Electronic reminders increase hepatitis C screening and cure rates in baby boomers

By Liz Meszaros, MDLinx
Published September 27, 2018

Key Takeaways

Electronic medical record (EMR) reminders may be a valuable addition to screening protocols to successfully identify baby boomers with hepatitis C infection, and facilitate not only their referral to specialists, but successful treatment and cure as well, according to a recent study published in the Journal of Viral Hepatitis.

According to data from the 2003-2010 National Health and Nutrition Examination Survey, a full 75% of those infected with hepatitis C in the United States were baby boomers, born between the 1945-1965. Consequently, the US Preventive Services Task Force and the Centers for Disease Control and Prevention (CDC) recommend one-time hepatitis C screening in this population to increase chances for early treatment and decrease the spread of hepatitis C.

Researchers undertook this prospective study to assess whether EMR reminders can be used by clinicians as a screening tool for hepatitis C in baby boomers, as well as to determine whether post-intervention with an EMR reminder would increase the number of patients screened, and subsequently referred and cured of hepatitis C.

They included 30,443 patients born 1945-1965 who had been seen twice in outpatient clinics in central Texas, excluding those with a previous diagnosis of chronic hepatitis C. Researchers compared screening and cure rates in these patients both before and after the implementation of an EMR reminder for screening.

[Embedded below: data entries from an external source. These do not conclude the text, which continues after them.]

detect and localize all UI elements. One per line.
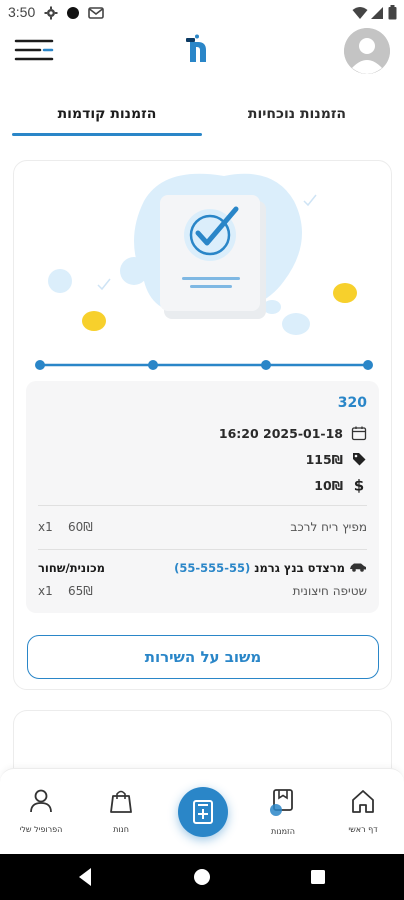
- orders-tabs: הזמנות נוכחיות הזמנות קודמות: [0, 96, 404, 138]
- battery-icon: [388, 5, 397, 24]
- gmail-icon: [88, 5, 104, 24]
- notification-dot-icon: [66, 5, 80, 24]
- progress-step-dot: [35, 360, 45, 370]
- order-tip-row: $ 10₪: [314, 477, 367, 495]
- feedback-button[interactable]: משוב על השירות: [27, 635, 379, 679]
- orders-icon: [268, 789, 298, 821]
- order-tip: 10₪: [314, 477, 343, 493]
- avatar[interactable]: [344, 28, 390, 74]
- divider: [38, 505, 367, 506]
- nav-shop[interactable]: חנות: [86, 787, 156, 834]
- home-circle-icon: [172, 869, 232, 900]
- dollar-icon: $: [351, 477, 367, 495]
- car-service-price: 65₪: [68, 584, 93, 598]
- nav-shop-label: חנות: [113, 825, 129, 834]
- tab-current-orders[interactable]: הזמנות נוכחיות: [202, 96, 392, 138]
- nav-profile[interactable]: הפרופיל שלי: [6, 787, 76, 834]
- nav-home-label: דף ראשי: [348, 825, 378, 834]
- user-avatar-icon: [344, 28, 390, 74]
- order-subtotal-row: 115₪: [306, 451, 367, 467]
- car-name: מרצדס בנץ גרמנ: [254, 561, 345, 575]
- recents-button[interactable]: [288, 854, 348, 900]
- order-subtotal: 115₪: [305, 451, 343, 467]
- car-icon: [349, 561, 367, 575]
- tab-past-orders-label: הזמנות קודמות: [57, 106, 157, 122]
- menu-button[interactable]: [14, 36, 54, 66]
- car-type: מכונית/שחור: [38, 561, 105, 575]
- app-header: [0, 26, 404, 84]
- progress-step-dot: [148, 360, 158, 370]
- order-progress-track: [34, 356, 374, 370]
- nav-profile-label: הפרופיל שלי: [19, 825, 63, 834]
- order-card: 320 2025-01-18 16:20 115₪ $ 10₪ מפיץ ריח…: [13, 160, 392, 690]
- order-datetime-row: 2025-01-18 16:20: [219, 425, 367, 441]
- wifi-icon: [352, 5, 368, 24]
- nav-orders[interactable]: הזמנות: [248, 787, 318, 836]
- home-icon: [349, 790, 377, 819]
- svg-text:$: $: [354, 477, 364, 493]
- app-logo[interactable]: [184, 34, 218, 68]
- car-details: מרצדס בנץ גרמנ (55-555-55): [174, 561, 367, 575]
- tab-current-orders-label: הזמנות נוכחיות: [247, 106, 347, 122]
- divider: [38, 549, 367, 550]
- menu-lines-icon: [14, 39, 54, 70]
- service-name: מפיץ ריח לרכב: [290, 520, 367, 534]
- order-number: 320: [337, 395, 367, 411]
- car-phone: (55-555-55): [174, 561, 251, 575]
- calendar-icon: [351, 425, 367, 441]
- price-tag-icon: [351, 451, 367, 467]
- nav-home[interactable]: דף ראשי: [328, 787, 398, 834]
- order-datetime: 2025-01-18 16:20: [218, 425, 343, 441]
- system-navigation-bar: [0, 854, 404, 900]
- status-time: 3:50: [8, 4, 36, 20]
- status-bar: 3:50: [0, 0, 404, 26]
- order-details: 320 2025-01-18 16:20 115₪ $ 10₪ מפיץ ריח…: [26, 381, 379, 613]
- settings-gear-icon: [44, 5, 58, 24]
- bottom-nav: דף ראשי הזמנות חנות הפרופיל שלי: [0, 768, 404, 854]
- profile-icon: [27, 789, 55, 819]
- service-price: 60₪: [68, 520, 93, 534]
- cell-signal-icon: [370, 5, 384, 24]
- tab-past-orders[interactable]: הזמנות קודמות: [12, 96, 202, 138]
- app-logo-icon: [184, 34, 218, 68]
- back-triangle-icon: [55, 868, 115, 900]
- service-qty: x1: [38, 520, 53, 534]
- recents-square-icon: [288, 870, 348, 900]
- back-button[interactable]: [55, 854, 115, 900]
- home-system-button[interactable]: [172, 854, 232, 900]
- car-service-qty: x1: [38, 584, 53, 598]
- add-order-icon: [178, 800, 228, 841]
- order-complete-illustration: [14, 161, 393, 361]
- active-tab-indicator: [12, 133, 202, 136]
- nav-orders-label: הזמנות: [270, 827, 296, 836]
- progress-step-dot: [363, 360, 373, 370]
- progress-step-dot: [261, 360, 271, 370]
- shopping-bag-icon: [107, 790, 135, 819]
- new-order-fab[interactable]: [178, 787, 228, 837]
- car-service-name: שטיפה חיצונית: [292, 584, 367, 598]
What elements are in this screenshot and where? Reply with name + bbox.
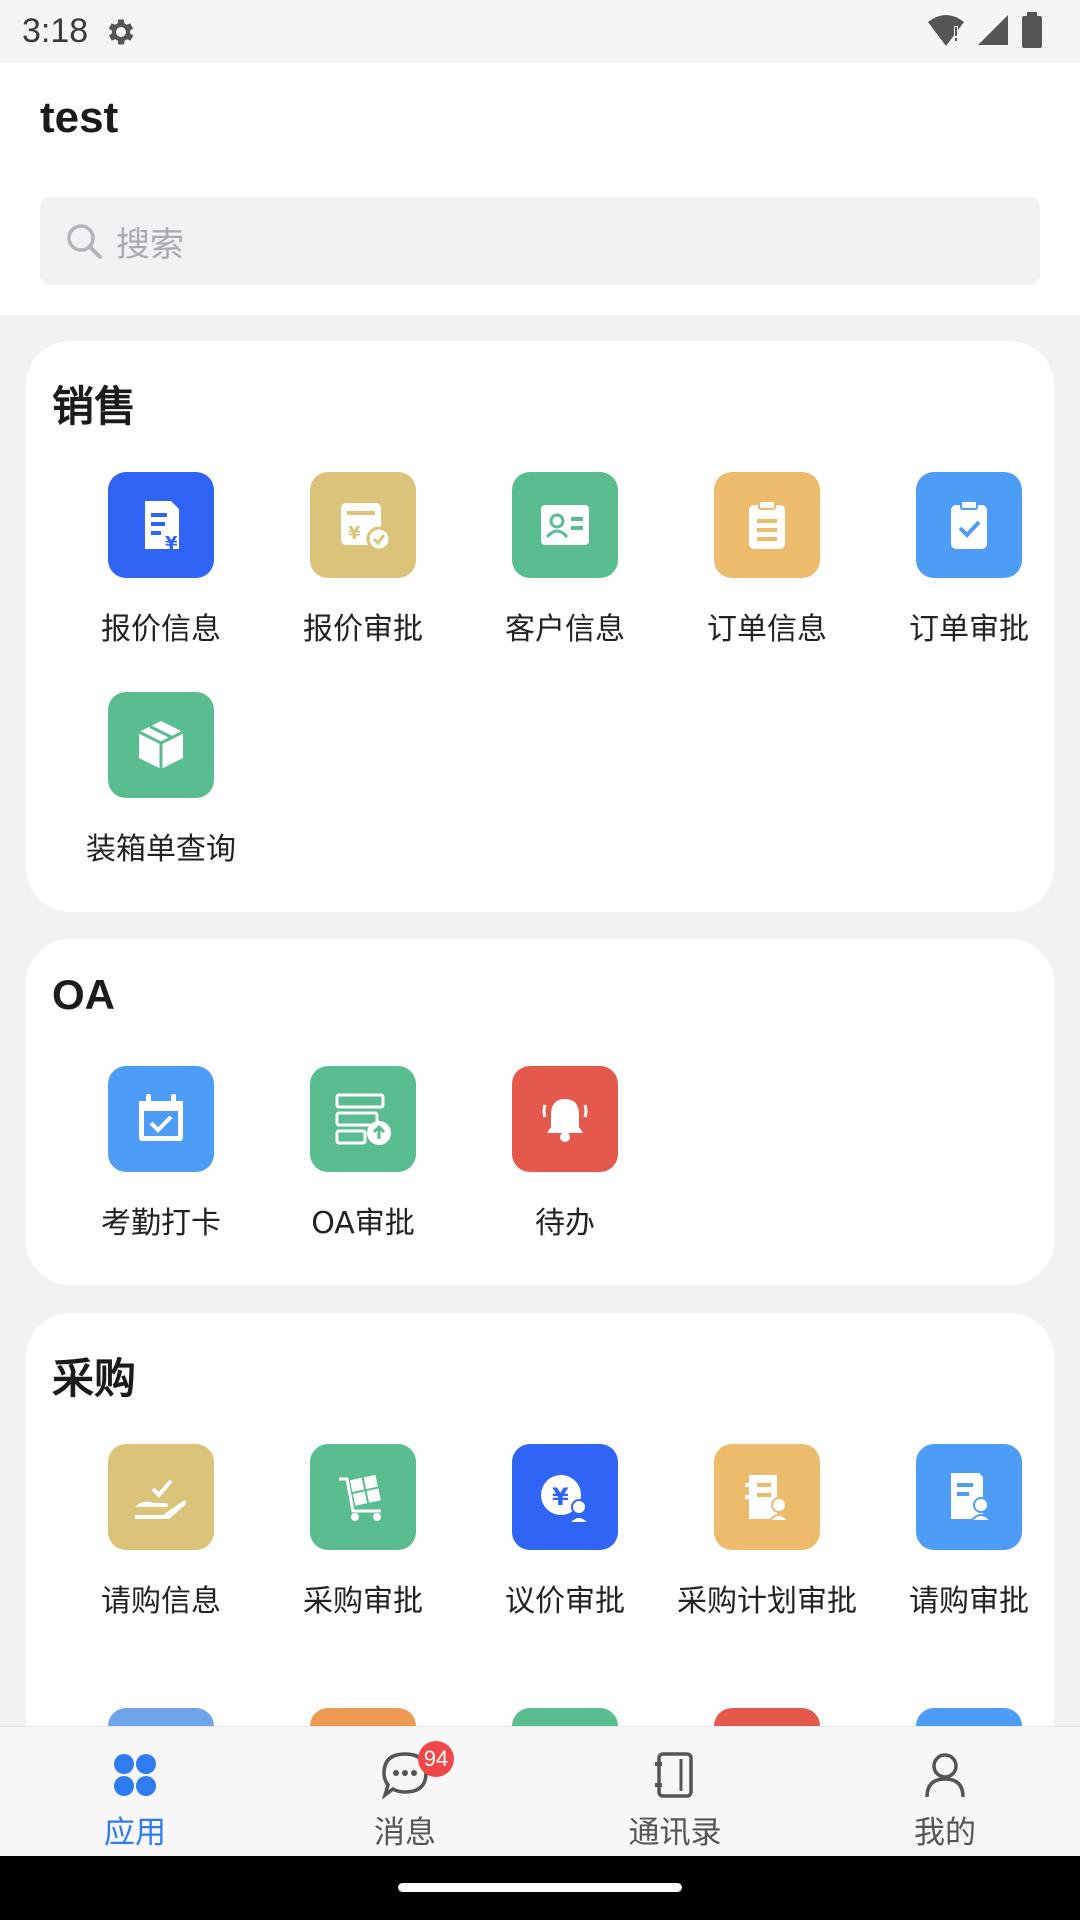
app-quote-approval[interactable]: ¥ 报价审批 [262,472,464,652]
tab-label: 我的 [914,1815,976,1851]
app-label: 请购审批 [909,1584,1029,1619]
app-label: 报价审批 [303,612,423,647]
app-price-negotiation-approval[interactable]: ¥ 议价审批 [464,1444,666,1624]
app-requisition-info[interactable]: 请购信息 [60,1444,262,1624]
form-upload-icon [310,1066,416,1172]
tab-contacts[interactable]: 通讯录 [540,1727,810,1857]
clipboard-check-icon [916,472,1022,578]
signal-icon [978,15,1008,45]
section-title: 采购 [52,1354,137,1403]
app-purchase-plan-approval[interactable]: 采购计划审批 [666,1444,868,1624]
doc-person-icon [916,1444,1022,1550]
tab-label: 消息 [374,1815,436,1851]
wifi-icon [928,15,964,46]
cart-icon [310,1444,416,1550]
app-purchase-approval[interactable]: 采购审批 [262,1444,464,1624]
svg-text:¥: ¥ [165,533,178,554]
tab-apps[interactable]: 应用 [0,1727,270,1857]
app-attendance[interactable]: 考勤打卡 [60,1066,262,1246]
app-quote-info[interactable]: ¥ 报价信息 [60,472,262,652]
app-label: 请购信息 [101,1584,221,1619]
search-icon [67,224,102,259]
tab-label: 应用 [104,1815,166,1851]
section-title: OA [52,971,115,1018]
app-label: 订单信息 [707,612,827,647]
section-title: 销售 [52,382,137,431]
app-order-info[interactable]: 订单信息 [666,472,868,652]
app-label: 待办 [535,1206,595,1241]
section-oa-card: OA 考勤打卡 OA审批 待办 [26,939,1054,1285]
contacts-book-icon [655,1752,693,1798]
calendar-check-icon [108,1066,214,1172]
apps-icon [114,1754,156,1796]
app-order-approval[interactable]: 订单审批 [868,472,1070,652]
app-label: 报价信息 [101,612,221,647]
header: test 搜索 [0,63,1080,315]
battery-icon [1022,12,1042,48]
customer-card-icon [512,472,618,578]
tab-label: 通讯录 [628,1815,722,1851]
user-icon [925,1753,965,1798]
system-nav-bar [0,1856,1080,1920]
app-label: 采购计划审批 [677,1584,857,1619]
app-oa-approval[interactable]: OA审批 [262,1066,464,1246]
status-time: 3:18 [22,12,89,50]
section-sales-card: 销售 ¥ 报价信息 ¥ 报价审批 客户信息 订单信息 订单审批 装箱单查询 [26,341,1054,912]
app-requisition-approval[interactable]: 请购审批 [868,1444,1054,1624]
settings-gear-icon [109,19,134,44]
app-customer-info[interactable]: 客户信息 [464,472,666,652]
tab-me[interactable]: 我的 [810,1727,1080,1857]
tab-messages[interactable]: 94 消息 [270,1727,540,1857]
app-label: 议价审批 [505,1584,625,1619]
bottom-tab-bar: 应用 94 消息 通讯录 我的 [0,1726,1080,1857]
svg-text:¥: ¥ [552,1483,569,1511]
bell-icon [512,1066,618,1172]
quote-doc-icon: ¥ [108,472,214,578]
unread-badge: 94 [418,1741,454,1777]
search-placeholder: 搜索 [116,224,184,265]
app-label: 装箱单查询 [86,832,236,867]
hand-check-icon [108,1444,214,1550]
app-label: 客户信息 [505,612,625,647]
clipboard-icon [714,472,820,578]
app-label: 考勤打卡 [101,1206,221,1241]
app-todo[interactable]: 待办 [464,1066,666,1246]
status-icons [926,12,1044,48]
quote-approve-icon: ¥ [310,472,416,578]
box-icon [108,692,214,798]
app-label: 采购审批 [303,1584,423,1619]
page-title: test [40,93,119,142]
home-gesture-handle[interactable] [398,1883,682,1892]
app-packing-list-query[interactable]: 装箱单查询 [60,692,262,872]
price-person-icon: ¥ [512,1444,618,1550]
search-input[interactable]: 搜索 [40,197,1040,285]
plan-person-icon [714,1444,820,1550]
app-label: OA审批 [311,1206,415,1241]
status-bar: 3:18 [0,0,1080,63]
svg-text:¥: ¥ [348,523,361,544]
app-label: 订单审批 [909,612,1029,647]
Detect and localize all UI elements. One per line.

They found that between February 2014 and February 2015, 1.87% of baby boomers had been screened, compared with 14.14% during the 12 months following EMR intervention in February 2015.

Before the intervention, two patients with a positive anti-hepatitis C virus (HCV) test were positive for HCV-RNA according to polymerase chain reaction. Although both patients were referred to an infectious disease clinic, only one attended and was cured, which researchers defined as a sustained virologic response (an undetectable HCV-RNA level) at 12 weeks after completion of treatment.

After the intervention, 32 patients among those who screened positive for anti-HCV were HCV-RNA positive, and all were referred to infectious disease or gastroenterology specialists for treatment. Nineteen patients were treated and 16 were cured.

Their results were favorable: In the year before this EMR intervention was implemented, 2,644 baby boomers were screened for hepatitis C and only 1 was cured. After implementation of the EMR reminder, an additional 27,370 were screened and 17 were cured.

Careful consideration of physician workflow is merited before the implementation of any additional EMR reminders, the authors cautioned. But the goal should the creation of an easy workflow that results in measurable results and positive patient outcomes.

“The current design embedded the hepatitis C labs into both the Best Practice Advisory and the Health Maintenance tab, giving providers easy access to order hepatitis C testing and limiting EMR fatigue while meeting Medicare rules,  [CDC] requirements for screening, and ultimately increasing referrals to specialists for treatment for hepatitis C,” wrote senior author Dawn Sears, MD, Gastroenterology, Scott & White Medical Center-Temple, Temple, TX, and fellow researchers. 

The outcomes of their particular intervention met these goals.

“By identifying asymptomatic patients with hepatitis C by EMR in Baylor Scott & White’s health-care–wide system, physicians increased the number of patients who were cured from hepatitis C infection. A unified use of EMR reminders to screen baby boomers will reduce overall morbidity and deaths related to hepatitis C,” they concluded.